Let’s get real about foreign ownership in Toronto
By Sam R on Apr 12, 2016
Foreign ownership in the housing market is a sticky wicket. As Canadians, we pride ourselves on our small-l liberal ideologies — we are loath to discriminate. To do so on the basis of “foreignness” in particular goes against the fundamental beliefs of the immigrant-based population that have always defined our cultural mosaic. Even the fact that, at least back in my nearly-forgotten school days, we call it a “mosaic” instead of the American-preferred “melting pot” is a testament to our eagerness to make nice with everyone.
I think that it’s at least partially a result of our reluctance to come off as bigots that we lack restrictions on foreign homeownership, a problem that is increasingly driving up already unaffordable housing prices in major urban centres in Canada. We’re so reluctant, it extends even to tracking data. We’re among few countries in the world that don’t track data on foreign ownership, and while the lack of data is definitely on the political radar these days, we’re a long way from actually restricting it.
There’s been a rash of stories recently about how foreign, and in particular Chinese, ownership is resulting in multi-million-dollar homes standing empty much of the year in Vancouver, their ownership attributed to housewives and students who quite obviously lack the necessary income to support them.
In November, Andy Yan of Bing Thom Architects did a study of single family homes in several upscale Vancouver neighbourhoods using the non-Anglicized last names of buyers (suggesting that they were not immigrants to Canada), and found that Chinese buyers accounted for more like two-thirds of home sales between summer 2014 and February 2015.
And yet, without accurate research, who’s to know? Some reports, like a recent one from the British Columbia Real Estate Association, say that what little data is available suggests that foreign ownership is far less pervasive than people think, making up about 5% of sales.
In its “Market Implications of Foreign Buyers” report last June, the Association said that more influential drivers of unaffordable housing were the lack of availability of single detached homes and densification policies that favour multi-unit dwellings, factors that are certainly driving up home prices here in Toronto.
In its latest “Housing Market Insights” report released last week, CMHC said that the share of foreign ownership in Toronto was actually higher than that in Vancouver, at 10% in Toronto centre on properties built since 2010 (7% in the Toronto CMA). In Vancouver, foreign buyers owned about 6% of the more recent stock. In both markets, foreign ownership of older properties built before 2010 was at about 2%.
But how much is too much? Is 10% okay?

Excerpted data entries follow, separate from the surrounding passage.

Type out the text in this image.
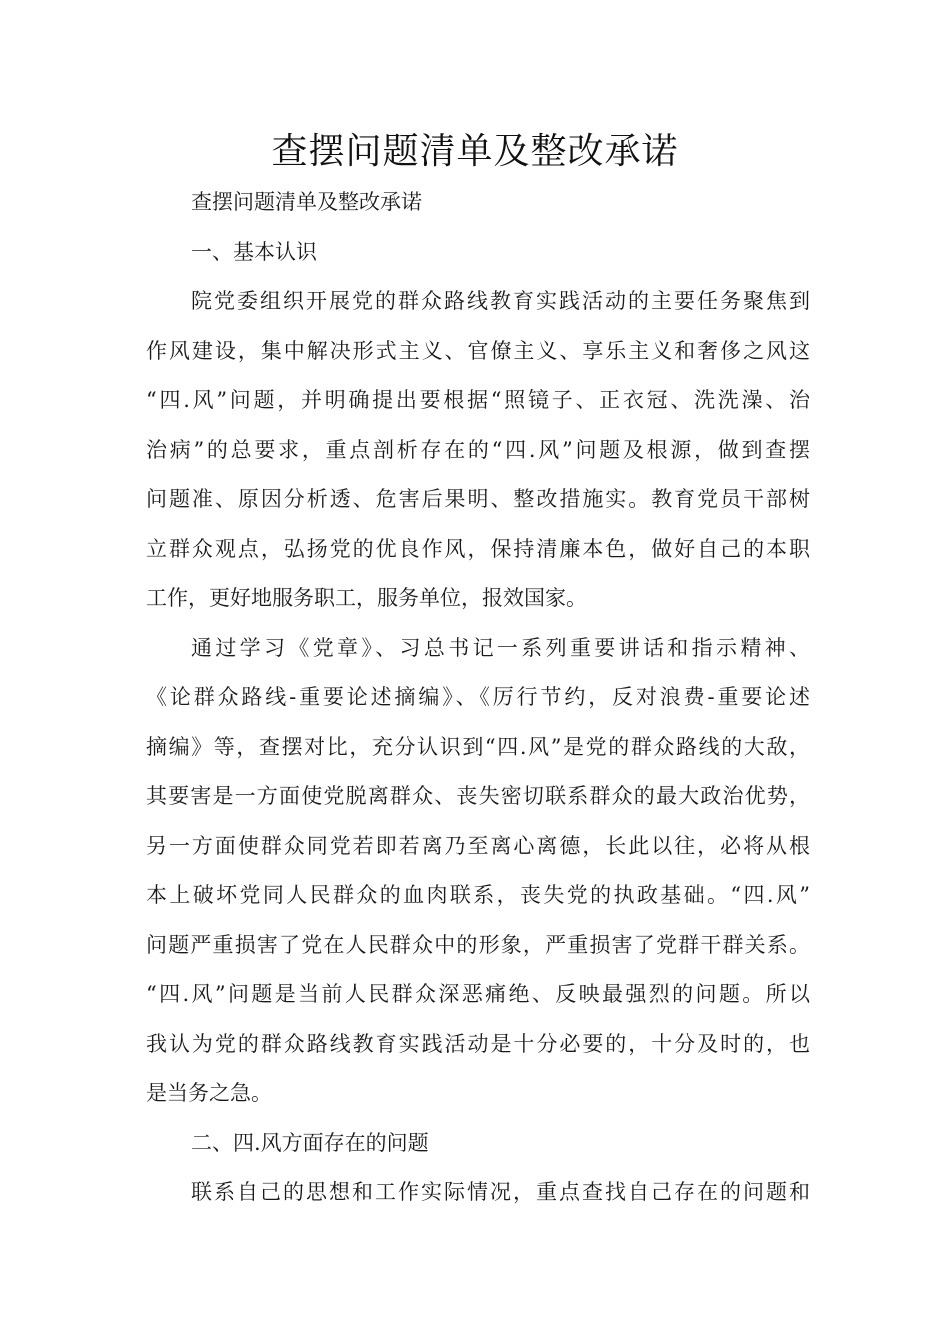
查摆问题清单及整改承诺
查摆问题清单及整改承诺
一、基本认识
院党委组织开展党的群众路线教育实践活动的主要任务聚焦到
作风建设，集中解决形式主义、官僚主义、享乐主义和奢侈之风这
“四.风”问题，并明确提出要根据“照镜子、正衣冠、洗洗澡、治
治病”的总要求，重点剖析存在的“四.风”问题及根源，做到查摆
问题准、原因分析透、危害后果明、整改措施实。教育党员干部树
立群众观点，弘扬党的优良作风，保持清廉本色，做好自己的本职
工作，更好地服务职工，服务单位，报效国家。
通过学习《党章》、习总书记一系列重要讲话和指示精神、
《论群众路线-重要论述摘编》、《厉行节约，反对浪费-重要论述
摘编》等，查摆对比，充分认识到“四.风”是党的群众路线的大敌，
其要害是一方面使党脱离群众、丧失密切联系群众的最大政治优势，
另一方面使群众同党若即若离乃至离心离德，长此以往，必将从根
本上破坏党同人民群众的血肉联系，丧失党的执政基础。“四.风”
问题严重损害了党在人民群众中的形象，严重损害了党群干群关系。
“四.风”问题是当前人民群众深恶痛绝、反映最强烈的问题。所以
我认为党的群众路线教育实践活动是十分必要的，十分及时的，也
是当务之急。
二、四.风方面存在的问题
联系自己的思想和工作实际情况，重点查找自己存在的问题和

Regardless of percentage, doesn’t it make more sense to tax foreign ownership instead of just continuing to raise development charges that affect everyone?

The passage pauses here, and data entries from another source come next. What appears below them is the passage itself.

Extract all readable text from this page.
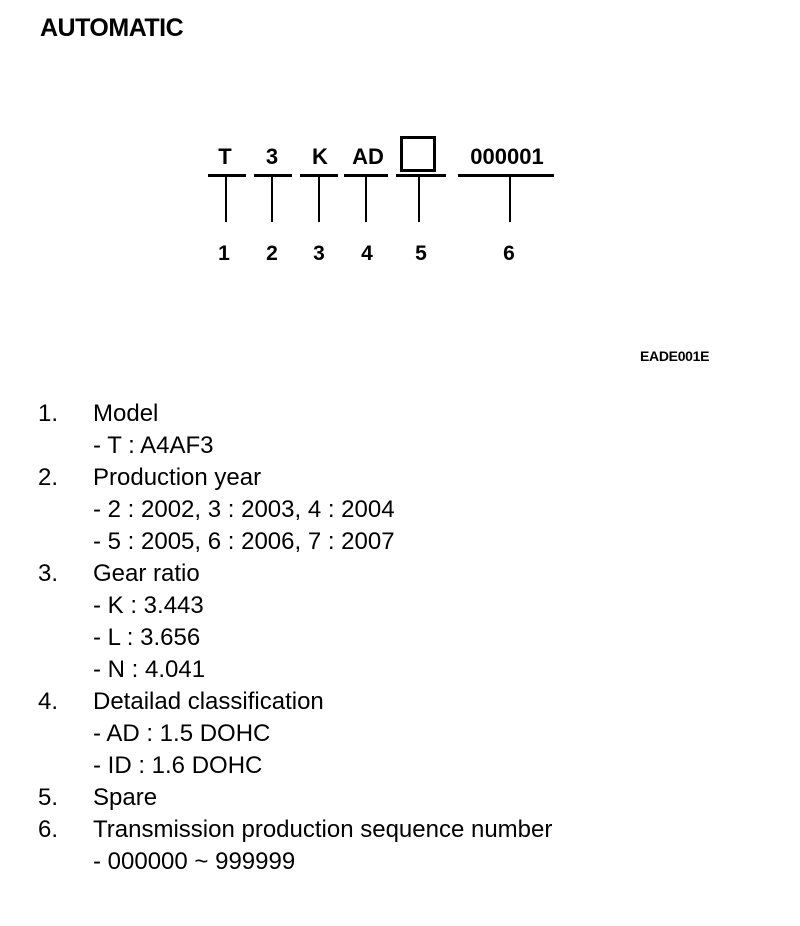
AUTOMATIC
T	3	K	AD	000001
1	2	3	4	5	6
EADE001E
1.	Model
- T : A4AF3
2.	Production year
- 2 : 2002, 3 : 2003, 4 : 2004
- 5 : 2005, 6 : 2006, 7 : 2007
3.	Gear ratio
- K : 3.443
- L : 3.656
- N : 4.041
4.	Detailad classification
- AD : 1.5 DOHC
- ID : 1.6 DOHC
5.	Spare
6.	Transmission production sequence number
- 000000 ~ 999999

In Australia, foreign ownership is limited to new builds, and it costs $5,000 just to table an offer on a property of up to $1 million; it goes up $10,000 for every million after that. Foreign investors caught dodging the fee can face jail time and fines in excess of $100,000. Homes bought illegally are forcibly sold by the government.

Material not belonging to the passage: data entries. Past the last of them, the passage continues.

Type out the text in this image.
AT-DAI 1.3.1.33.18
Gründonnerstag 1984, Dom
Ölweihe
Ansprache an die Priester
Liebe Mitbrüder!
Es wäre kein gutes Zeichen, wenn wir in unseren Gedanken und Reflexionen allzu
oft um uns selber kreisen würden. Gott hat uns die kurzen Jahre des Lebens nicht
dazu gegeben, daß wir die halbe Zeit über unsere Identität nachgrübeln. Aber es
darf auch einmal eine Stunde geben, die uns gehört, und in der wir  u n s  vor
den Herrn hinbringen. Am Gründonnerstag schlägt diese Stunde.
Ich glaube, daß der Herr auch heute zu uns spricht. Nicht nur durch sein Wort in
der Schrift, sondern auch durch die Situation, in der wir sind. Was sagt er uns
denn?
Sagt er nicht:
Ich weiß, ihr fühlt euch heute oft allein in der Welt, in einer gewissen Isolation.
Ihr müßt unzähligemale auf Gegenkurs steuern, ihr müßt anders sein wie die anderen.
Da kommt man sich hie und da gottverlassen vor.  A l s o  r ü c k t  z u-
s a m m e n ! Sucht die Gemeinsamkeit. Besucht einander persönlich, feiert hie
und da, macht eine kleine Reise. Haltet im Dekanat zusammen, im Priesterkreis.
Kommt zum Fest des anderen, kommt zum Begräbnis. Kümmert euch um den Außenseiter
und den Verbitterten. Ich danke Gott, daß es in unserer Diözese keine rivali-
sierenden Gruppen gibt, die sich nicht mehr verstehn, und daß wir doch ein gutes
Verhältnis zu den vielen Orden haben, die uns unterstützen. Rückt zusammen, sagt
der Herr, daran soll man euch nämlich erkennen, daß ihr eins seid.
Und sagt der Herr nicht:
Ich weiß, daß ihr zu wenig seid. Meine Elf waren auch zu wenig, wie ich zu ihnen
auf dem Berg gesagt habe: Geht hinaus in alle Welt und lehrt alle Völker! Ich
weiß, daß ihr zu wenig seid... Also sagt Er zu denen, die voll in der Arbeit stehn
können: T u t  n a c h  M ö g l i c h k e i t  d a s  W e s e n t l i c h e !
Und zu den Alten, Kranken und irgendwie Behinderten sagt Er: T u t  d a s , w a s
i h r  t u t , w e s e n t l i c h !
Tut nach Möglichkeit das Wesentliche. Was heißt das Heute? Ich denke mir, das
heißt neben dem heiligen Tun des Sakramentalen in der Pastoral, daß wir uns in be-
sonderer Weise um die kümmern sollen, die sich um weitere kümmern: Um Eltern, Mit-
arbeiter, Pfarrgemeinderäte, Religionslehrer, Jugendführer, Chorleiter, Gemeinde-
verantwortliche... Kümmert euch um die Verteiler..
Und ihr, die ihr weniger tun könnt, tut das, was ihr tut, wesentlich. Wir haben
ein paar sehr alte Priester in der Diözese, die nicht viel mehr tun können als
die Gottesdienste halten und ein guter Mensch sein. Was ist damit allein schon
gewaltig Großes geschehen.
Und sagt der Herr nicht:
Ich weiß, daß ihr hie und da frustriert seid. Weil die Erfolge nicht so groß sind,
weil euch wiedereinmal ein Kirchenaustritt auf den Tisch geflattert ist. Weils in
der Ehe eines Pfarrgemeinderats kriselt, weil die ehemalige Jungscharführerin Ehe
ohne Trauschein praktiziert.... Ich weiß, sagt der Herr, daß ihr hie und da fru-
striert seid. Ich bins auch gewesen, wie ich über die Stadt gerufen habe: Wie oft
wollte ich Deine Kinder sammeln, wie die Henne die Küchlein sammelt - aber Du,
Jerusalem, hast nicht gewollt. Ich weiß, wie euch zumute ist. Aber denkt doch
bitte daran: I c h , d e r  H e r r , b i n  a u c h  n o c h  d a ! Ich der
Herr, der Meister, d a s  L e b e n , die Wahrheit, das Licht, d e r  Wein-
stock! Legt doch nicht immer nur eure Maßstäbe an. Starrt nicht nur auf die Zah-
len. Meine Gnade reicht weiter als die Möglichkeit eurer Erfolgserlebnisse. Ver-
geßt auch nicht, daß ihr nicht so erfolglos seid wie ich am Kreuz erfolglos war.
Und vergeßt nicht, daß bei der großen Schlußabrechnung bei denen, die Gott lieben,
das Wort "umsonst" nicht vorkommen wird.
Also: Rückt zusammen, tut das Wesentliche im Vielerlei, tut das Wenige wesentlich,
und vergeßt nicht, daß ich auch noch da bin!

In Switzerland, the government assigns quotas to each region (canton) limiting the number of properties that can be sold to offshore buyers, and the leaders of those cantons have the freedom to further limit investment. In Mexico, while foreigners can buy properties unrestricted inland, foreign ownership is prohibited closer to shore. In Hong Kong, non-permanent residents are charged a 15% surcharge.
Taxing foreign homebuyers doesn’t make us racists or xenophobes. It makes us citizens and residents interested in the sovereignty of Canada, who want the people who live here full time to be able to afford new homes too.